Mais um dia no acolhimento

Qualquer trabalhador que se submete dentro de uma Unidade, ou como referência técnica já entendeu seu limite. Às vezes, se admira ao demonstrar um pouco mais de calma em situações graves e conflitantes. Mas, por muitas vezes, tomba, cai, desmonta e, sem mais uma palavra que explique o contexto, ou que traga um pouco de paz, chora. Chora um choro sentido, lágrimas dolorosas, por não saber agir, por não ter o que fazer, e por se deparar com uma dor tão grande em um ser tão jovem, tão sem expectativa, tão sem esperança…

É o receio de ser mais uma vez deixada num abrigo. É o temor de não ser amada! Por não ter nenhum familiar que lute por sua vida, por seu futuro, por seu direito de conviver em família.

A infância foi recheada de tios, tias, maus ou bons. Foi permeada de resoluções, determinações judiciais, destituída de família e de alma.

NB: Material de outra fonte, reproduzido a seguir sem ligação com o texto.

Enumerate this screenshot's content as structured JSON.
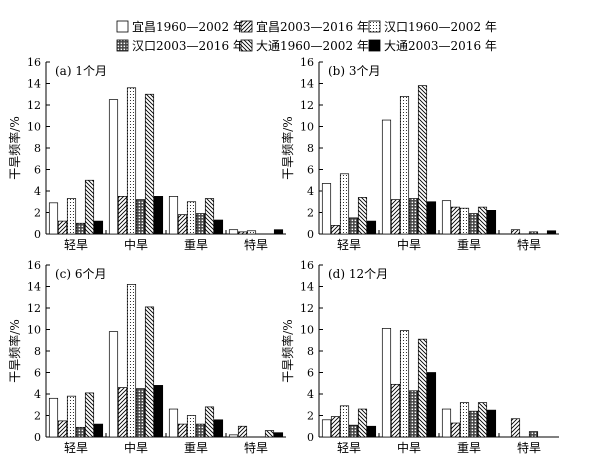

Dos irmãos, alguns foram enterrados, perfurados como peneira, outros se encontram privados de liberdade. Os pais no uso abusivo de substâncias que os fazem sentirem-se bem. Nem que seja por um instante.

Mas, agora, a refeição dos acolhidos teve briga, confusão, ameaças e agressões físicas. O almoço não desceu. O bebê chorou, o cachorro latiu, e a polícia chegou.

Mais uma vez. Outra vez.

Acolhimento

O dia se finda. O sol se põe. Ela volta pra casa, olhos inchados de chorar, corpo doendo de se contorcer na maca, na tentativa de se desvencilhar das faixas que a continham. 

Mais um pedido de perdão: “Vocês me aceitam de volta? Eu dou muito trabalho pra vocês”. E nós choramos na volta pra nossa família, pro aconchego do nosso lar, onde nossos filhos não têm medo do futuro, brincam despretensiosamente… Nos calamos diante de tanta complexidade, diante de nossa incompetência, diante da impossibilidade de salvar alguém, de mudar história, e diante da dor que nos atravessa a alma e consome um pouco de cada um de nós todos os dias.

É a nossa realidade. Mudar o imutável, alterar o curso de um rio incontrolável, e demonstrar afeto, limite e esperança, com toda a incoerência e complexidade que a própria realidade apresenta.